Are Florida's New School Security Requirements Making Campuses Feel Safer? Listeners Weigh In.

Jan 7, 2019

Jessica Levenson remembers the armed guards with bullet proof vests and rifles on campus after the Marjory Stoneman Douglas High School shooting. 

"It made me feel unnerved," she said. 

She said it made Nova High, in Davie, feel more like prison than high school. 

Despite appreciating the extra security, which the Florida Legislature implemented to make school campuses feel safer, she felt less secure.  

It's been almost one year since the Parkland school shooting and some families are still reeling from the massacre. WLRN asked parents in the community how they and their children have responded to the extra security measures on campus. Here's what some of you had to say: 

Eileen Maltese in Coconut Creek doesn't worry about having an extra officer at school; there was one there before the Feb. 14 shooting. Instead she's more concerned about security at the front gate.

"The school's front doors are wide open, not just unlocked," she wrote WLRN. "The side doors are often left propped open and classrooms are not always locked."

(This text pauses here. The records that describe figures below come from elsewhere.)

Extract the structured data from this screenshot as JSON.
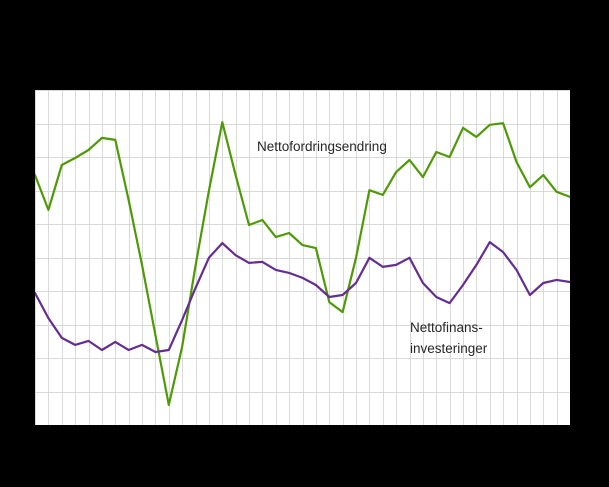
{
  "page": {
    "background_color": "#000000"
  },
  "chart": {
    "plot_background": "#ffffff",
    "grid_color": "#d9d9d9",
    "text_color": "#262626",
    "annotations": {
      "green_label": "Nettofordringsendring",
      "purple_label_line1": "Nettofinans-",
      "purple_label_line2": "investeringer"
    }
  },
  "chart_data": {
    "type": "line",
    "title": "",
    "xlabel": "",
    "ylabel": "",
    "axis_tick_labels_visible": false,
    "grid": true,
    "ylim": [
      0,
      100
    ],
    "x": [
      0,
      1,
      2,
      3,
      4,
      5,
      6,
      7,
      8,
      9,
      10,
      11,
      12,
      13,
      14,
      15,
      16,
      17,
      18,
      19,
      20,
      21,
      22,
      23,
      24,
      25,
      26,
      27,
      28,
      29,
      30,
      31,
      32,
      33,
      34,
      35,
      36,
      37,
      38,
      39,
      40
    ],
    "series": [
      {
        "name": "Nettofordringsendring",
        "color": "#4e9a06",
        "values": [
          74.6,
          64.2,
          77.6,
          79.7,
          82.1,
          85.7,
          85.1,
          67.2,
          47.8,
          26.9,
          6.0,
          23.3,
          47.5,
          69.9,
          90.4,
          74.6,
          59.7,
          61.2,
          56.1,
          57.3,
          53.7,
          52.8,
          36.7,
          33.7,
          49.9,
          70.1,
          68.7,
          75.5,
          79.1,
          74.0,
          81.5,
          80.0,
          88.7,
          86.0,
          89.6,
          90.1,
          78.5,
          71.0,
          74.6,
          69.6,
          68.1
        ]
      },
      {
        "name": "Nettofinansinvesteringer",
        "color": "#662d91",
        "values": [
          39.4,
          31.9,
          26.0,
          23.9,
          25.1,
          22.4,
          24.8,
          22.4,
          23.9,
          21.8,
          22.4,
          31.3,
          40.9,
          49.9,
          54.3,
          50.7,
          48.4,
          48.7,
          46.3,
          45.4,
          43.9,
          41.8,
          38.2,
          38.8,
          42.4,
          49.9,
          47.2,
          47.8,
          49.9,
          42.4,
          38.2,
          36.4,
          41.8,
          47.8,
          54.6,
          51.6,
          46.3,
          38.8,
          42.4,
          43.3,
          42.7
        ]
      }
    ],
    "legend": "in-plot text annotations"
  }
}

John Mehew and his wife, Vanessa Newton Mehew, have two elementary-school-aged children in Parkland, who are 8- and 11-years-old. In the immediate aftermath of the Feb. 14th shooting, her boys, Jake and Alec, didn't go to school for 15 days.

"The classes were empty," she wrote to WLRN via Facebook messager. She said she and her family "felt exposed" because there was "no safe place to live or go to school."

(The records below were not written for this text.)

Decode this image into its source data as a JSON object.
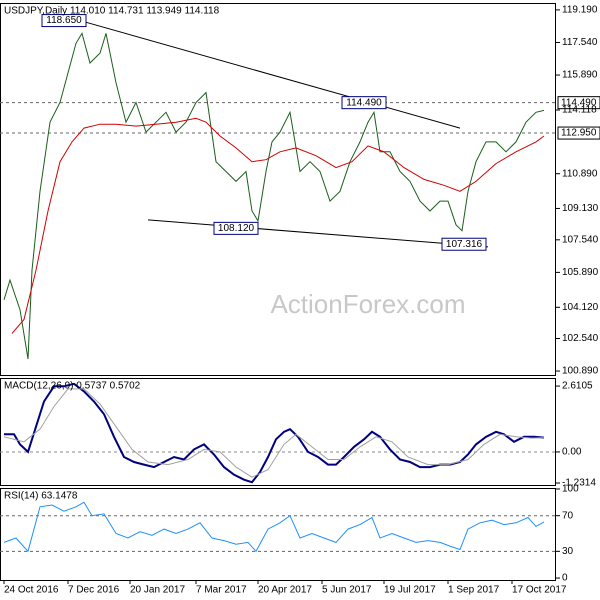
{
  "chart_data": [
    {
      "type": "line",
      "title": "USDJPY,Daily  114.010 114.731 113.949 114.118",
      "watermark": "ActionForex.com",
      "xlim": [
        -2,
        276
      ],
      "ylim": [
        100.69,
        119.54
      ],
      "yticks": [
        {
          "value": 119.19,
          "label": "119.190"
        },
        {
          "value": 117.54,
          "label": "117.540"
        },
        {
          "value": 115.89,
          "label": "115.890"
        },
        {
          "value": 110.89,
          "label": "110.890"
        },
        {
          "value": 109.13,
          "label": "109.130"
        },
        {
          "value": 107.54,
          "label": "107.540"
        },
        {
          "value": 105.89,
          "label": "105.890"
        },
        {
          "value": 104.12,
          "label": "104.120"
        },
        {
          "value": 102.54,
          "label": "102.540"
        },
        {
          "value": 100.89,
          "label": "100.890"
        }
      ],
      "levels": [
        {
          "value": 114.49,
          "label": "114.490"
        },
        {
          "value": 112.95,
          "label": "112.950"
        }
      ],
      "current": {
        "value": 114.118,
        "label": "114.118"
      },
      "annotations": [
        {
          "x": 20,
          "y": 118.65,
          "label": "118.650"
        },
        {
          "x": 170,
          "y": 114.49,
          "label": "114.490"
        },
        {
          "x": 106,
          "y": 108.12,
          "label": "108.120"
        },
        {
          "x": 220,
          "y": 107.316,
          "label": "107.316"
        }
      ],
      "trendlines": [
        {
          "x": [
            38,
            228
          ],
          "y": [
            118.65,
            113.2
          ]
        },
        {
          "x": [
            72,
            242
          ],
          "y": [
            108.55,
            107.18
          ]
        }
      ],
      "series": [
        {
          "color": "#1a5e1a",
          "x": [
            0,
            3,
            8,
            12,
            14,
            18,
            23,
            28,
            32,
            36,
            39,
            43,
            48,
            51,
            56,
            61,
            66,
            71,
            76,
            81,
            86,
            91,
            96,
            101,
            106,
            111,
            116,
            121,
            124,
            127,
            131,
            134,
            138,
            143,
            148,
            153,
            158,
            163,
            168,
            173,
            178,
            182,
            185,
            188,
            193,
            198,
            203,
            208,
            213,
            218,
            222,
            226,
            229,
            232,
            236,
            241,
            246,
            251,
            256,
            261,
            266,
            270
          ],
          "values": [
            104.5,
            105.5,
            104.0,
            101.5,
            106.0,
            110.0,
            113.5,
            114.5,
            116.0,
            117.5,
            118.0,
            116.5,
            117.0,
            118.0,
            115.5,
            113.5,
            114.5,
            113.0,
            113.5,
            114.0,
            113.0,
            113.5,
            114.5,
            115.0,
            111.5,
            111.0,
            110.5,
            111.0,
            109.0,
            108.5,
            111.0,
            112.5,
            113.0,
            114.0,
            111.0,
            111.5,
            111.0,
            109.5,
            110.0,
            111.5,
            112.5,
            113.5,
            114.0,
            112.0,
            112.0,
            111.0,
            110.5,
            109.5,
            109.0,
            109.5,
            109.5,
            108.3,
            108.0,
            110.0,
            111.5,
            112.5,
            112.5,
            112.0,
            112.5,
            113.5,
            114.0,
            114.1
          ]
        },
        {
          "color": "#d00000",
          "x": [
            4,
            10,
            16,
            22,
            28,
            34,
            40,
            48,
            56,
            66,
            76,
            86,
            96,
            101,
            108,
            116,
            124,
            131,
            138,
            146,
            156,
            166,
            174,
            182,
            190,
            200,
            210,
            220,
            228,
            236,
            246,
            256,
            266,
            270
          ],
          "values": [
            102.8,
            103.5,
            106.0,
            109.0,
            111.5,
            112.5,
            113.2,
            113.4,
            113.4,
            113.3,
            113.4,
            113.5,
            113.7,
            113.5,
            112.8,
            112.2,
            111.5,
            111.6,
            112.0,
            112.2,
            111.8,
            111.2,
            111.5,
            112.3,
            112.0,
            111.2,
            110.6,
            110.3,
            110.0,
            110.5,
            111.4,
            112.0,
            112.5,
            112.8
          ]
        }
      ]
    },
    {
      "type": "line",
      "title": "MACD(12,26,9) 0.5737 0.5702",
      "xlim": [
        -2,
        276
      ],
      "ylim": [
        -1.31,
        2.93
      ],
      "yticks": [
        2.6105,
        {
          "value": 0,
          "label": "0.00"
        },
        -1.2314
      ],
      "zero_line": 0,
      "series": [
        {
          "color": "#000080",
          "x": [
            0,
            5,
            8,
            12,
            16,
            20,
            25,
            30,
            35,
            40,
            45,
            50,
            55,
            60,
            65,
            70,
            75,
            80,
            85,
            90,
            95,
            100,
            105,
            110,
            115,
            120,
            124,
            128,
            132,
            136,
            140,
            143,
            147,
            152,
            157,
            162,
            166,
            170,
            175,
            180,
            184,
            188,
            193,
            198,
            203,
            208,
            213,
            218,
            223,
            228,
            232,
            236,
            241,
            246,
            250,
            255,
            260,
            265,
            270
          ],
          "values": [
            0.7,
            0.7,
            0.3,
            0.0,
            1.0,
            2.0,
            2.6,
            2.6,
            2.7,
            2.4,
            2.0,
            1.5,
            0.6,
            -0.2,
            -0.4,
            -0.5,
            -0.6,
            -0.4,
            -0.2,
            -0.3,
            0.1,
            0.3,
            -0.1,
            -0.6,
            -0.9,
            -1.1,
            -1.2,
            -0.8,
            -0.2,
            0.5,
            0.8,
            0.9,
            0.6,
            0.0,
            -0.2,
            -0.5,
            -0.5,
            -0.2,
            0.2,
            0.5,
            0.8,
            0.6,
            0.1,
            -0.3,
            -0.4,
            -0.6,
            -0.6,
            -0.5,
            -0.5,
            -0.4,
            -0.1,
            0.3,
            0.6,
            0.8,
            0.7,
            0.4,
            0.6,
            0.6,
            0.57
          ]
        },
        {
          "color": "#a0a0a0",
          "x": [
            0,
            10,
            18,
            25,
            32,
            40,
            48,
            56,
            64,
            72,
            82,
            92,
            100,
            108,
            116,
            124,
            132,
            140,
            146,
            154,
            162,
            170,
            178,
            186,
            194,
            202,
            212,
            222,
            232,
            240,
            248,
            256,
            264,
            270
          ],
          "values": [
            0.6,
            0.4,
            0.9,
            1.8,
            2.5,
            2.5,
            1.9,
            1.0,
            0.1,
            -0.4,
            -0.5,
            -0.3,
            0.1,
            0.0,
            -0.6,
            -1.0,
            -0.7,
            0.3,
            0.7,
            0.2,
            -0.3,
            -0.3,
            0.2,
            0.6,
            0.4,
            -0.2,
            -0.5,
            -0.5,
            -0.3,
            0.3,
            0.7,
            0.6,
            0.55,
            0.57
          ]
        }
      ]
    },
    {
      "type": "line",
      "title": "RSI(14) 63.1478",
      "xlim": [
        -2,
        276
      ],
      "ylim": [
        -2.2,
        101.1
      ],
      "yticks": [
        100,
        70,
        30,
        0
      ],
      "levels": [
        70,
        30
      ],
      "xticks": [
        {
          "value": 0,
          "label": "24 Oct 2016"
        },
        {
          "value": 32,
          "label": "7 Dec 2016"
        },
        {
          "value": 63,
          "label": "20 Jan 2017"
        },
        {
          "value": 96,
          "label": "7 Mar 2017"
        },
        {
          "value": 127,
          "label": "20 Apr 2017"
        },
        {
          "value": 159,
          "label": "5 Jun 2017"
        },
        {
          "value": 190,
          "label": "19 Jul 2017"
        },
        {
          "value": 222,
          "label": "1 Sep 2017"
        },
        {
          "value": 254,
          "label": "17 Oct 2017"
        }
      ],
      "series": [
        {
          "color": "#1e90ff",
          "x": [
            0,
            6,
            12,
            18,
            24,
            30,
            36,
            40,
            44,
            50,
            56,
            62,
            68,
            74,
            80,
            86,
            92,
            98,
            104,
            110,
            116,
            122,
            126,
            132,
            138,
            143,
            148,
            154,
            160,
            166,
            172,
            178,
            184,
            188,
            194,
            200,
            206,
            212,
            218,
            224,
            228,
            232,
            238,
            244,
            250,
            256,
            262,
            266,
            270
          ],
          "values": [
            40,
            45,
            30,
            80,
            82,
            75,
            80,
            85,
            70,
            72,
            50,
            45,
            52,
            48,
            55,
            50,
            55,
            62,
            45,
            42,
            38,
            40,
            30,
            55,
            62,
            70,
            45,
            50,
            45,
            40,
            55,
            60,
            68,
            45,
            50,
            45,
            40,
            42,
            40,
            35,
            32,
            55,
            62,
            65,
            60,
            62,
            68,
            58,
            63
          ]
        }
      ]
    }
  ]
}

For weeks after the shooting, her kids, she said, were scared. When they did eventually go back to class, it was anything but normal. There was a one bomb threat close to campus, multiple lockdowns and drills on the regular. 

Vanessa Newton Mehew said her children didn't feel safe until their family, who owns a bullet resistant protection company, contributed a polymer protection for the windows and doors of the building. But for the six months between when extra officers arrived on campus and when the bullet resistance polymer was installed, she said it was hard.

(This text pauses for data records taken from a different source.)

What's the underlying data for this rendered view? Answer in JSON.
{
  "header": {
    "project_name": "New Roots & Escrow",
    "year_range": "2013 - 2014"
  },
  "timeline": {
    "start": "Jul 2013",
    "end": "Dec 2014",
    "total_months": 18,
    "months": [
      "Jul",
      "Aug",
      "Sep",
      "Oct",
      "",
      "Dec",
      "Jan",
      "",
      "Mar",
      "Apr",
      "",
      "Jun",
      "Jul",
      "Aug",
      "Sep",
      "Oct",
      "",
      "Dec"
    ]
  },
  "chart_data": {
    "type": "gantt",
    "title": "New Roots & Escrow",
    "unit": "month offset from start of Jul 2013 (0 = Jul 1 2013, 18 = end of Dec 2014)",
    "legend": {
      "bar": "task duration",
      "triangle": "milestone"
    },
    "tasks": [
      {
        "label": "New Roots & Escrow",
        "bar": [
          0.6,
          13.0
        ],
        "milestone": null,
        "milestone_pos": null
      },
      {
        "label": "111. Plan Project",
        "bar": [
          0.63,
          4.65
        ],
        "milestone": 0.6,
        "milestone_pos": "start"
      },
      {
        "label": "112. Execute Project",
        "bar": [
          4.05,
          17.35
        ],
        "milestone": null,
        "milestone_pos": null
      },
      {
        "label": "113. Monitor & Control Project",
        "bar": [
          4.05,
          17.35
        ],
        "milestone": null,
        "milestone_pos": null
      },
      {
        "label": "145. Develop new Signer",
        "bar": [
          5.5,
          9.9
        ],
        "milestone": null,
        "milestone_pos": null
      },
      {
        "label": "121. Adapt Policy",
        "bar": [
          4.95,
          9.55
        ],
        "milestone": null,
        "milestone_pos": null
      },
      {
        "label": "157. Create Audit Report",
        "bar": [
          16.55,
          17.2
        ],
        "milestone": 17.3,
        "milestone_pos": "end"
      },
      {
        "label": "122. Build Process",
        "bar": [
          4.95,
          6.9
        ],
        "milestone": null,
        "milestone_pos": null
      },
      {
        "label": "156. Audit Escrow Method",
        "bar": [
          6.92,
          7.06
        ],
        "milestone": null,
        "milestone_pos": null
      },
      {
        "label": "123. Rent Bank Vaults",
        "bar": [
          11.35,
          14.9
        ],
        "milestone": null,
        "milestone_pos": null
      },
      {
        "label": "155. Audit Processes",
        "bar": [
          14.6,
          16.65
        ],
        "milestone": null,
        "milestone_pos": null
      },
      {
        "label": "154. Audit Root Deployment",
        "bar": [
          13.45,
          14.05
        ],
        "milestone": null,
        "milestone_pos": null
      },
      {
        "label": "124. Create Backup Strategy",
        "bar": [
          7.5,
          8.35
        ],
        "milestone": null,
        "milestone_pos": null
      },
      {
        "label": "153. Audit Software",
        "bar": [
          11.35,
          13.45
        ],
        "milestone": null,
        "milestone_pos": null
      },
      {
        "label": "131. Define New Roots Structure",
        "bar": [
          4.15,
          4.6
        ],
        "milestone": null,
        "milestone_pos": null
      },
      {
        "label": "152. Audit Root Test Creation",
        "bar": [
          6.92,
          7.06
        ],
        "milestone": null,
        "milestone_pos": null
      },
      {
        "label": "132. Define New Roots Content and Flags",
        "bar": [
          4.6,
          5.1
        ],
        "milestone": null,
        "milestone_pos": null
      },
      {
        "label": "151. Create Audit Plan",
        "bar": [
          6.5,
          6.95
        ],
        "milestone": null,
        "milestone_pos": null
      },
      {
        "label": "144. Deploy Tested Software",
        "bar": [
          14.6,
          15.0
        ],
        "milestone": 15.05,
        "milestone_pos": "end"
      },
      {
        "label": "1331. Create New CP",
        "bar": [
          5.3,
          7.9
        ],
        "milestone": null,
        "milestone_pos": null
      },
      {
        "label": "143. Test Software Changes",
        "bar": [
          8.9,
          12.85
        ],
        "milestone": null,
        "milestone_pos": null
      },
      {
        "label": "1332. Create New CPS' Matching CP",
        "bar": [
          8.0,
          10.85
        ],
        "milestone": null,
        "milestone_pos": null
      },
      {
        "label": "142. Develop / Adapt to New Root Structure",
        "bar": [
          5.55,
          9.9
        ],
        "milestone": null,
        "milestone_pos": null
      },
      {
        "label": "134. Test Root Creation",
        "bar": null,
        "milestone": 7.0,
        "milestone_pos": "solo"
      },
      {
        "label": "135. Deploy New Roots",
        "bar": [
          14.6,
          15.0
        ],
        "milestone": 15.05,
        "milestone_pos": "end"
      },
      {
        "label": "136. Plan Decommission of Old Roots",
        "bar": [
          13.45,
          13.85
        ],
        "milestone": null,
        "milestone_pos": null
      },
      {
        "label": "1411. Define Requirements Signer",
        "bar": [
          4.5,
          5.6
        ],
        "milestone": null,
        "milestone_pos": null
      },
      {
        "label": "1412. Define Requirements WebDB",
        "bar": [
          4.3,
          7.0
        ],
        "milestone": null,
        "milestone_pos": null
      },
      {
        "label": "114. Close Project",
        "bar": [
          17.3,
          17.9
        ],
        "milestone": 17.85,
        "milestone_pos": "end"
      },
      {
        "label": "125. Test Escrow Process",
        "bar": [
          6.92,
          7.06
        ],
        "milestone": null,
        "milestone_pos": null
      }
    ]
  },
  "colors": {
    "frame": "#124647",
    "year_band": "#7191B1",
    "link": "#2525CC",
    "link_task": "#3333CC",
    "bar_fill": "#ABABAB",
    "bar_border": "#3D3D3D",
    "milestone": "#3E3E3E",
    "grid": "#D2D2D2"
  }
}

Lindsey MacGruer pulled her daughter out of a private school because she thought the school had lax security policies. There was no armed guard. 

"I am disappointed with how little the private school we left did to respond to Marjory Stoneman Douglas," she told WLRN. "But I've been thrilled with how our new school has responded."

She moved her daughter to a school with "stringent security, including an armed SRO on campus at all times.

My daughter's first code red was tough, but through monthly practice drills, it has become a bizarrely normal part of her educational routine," she said.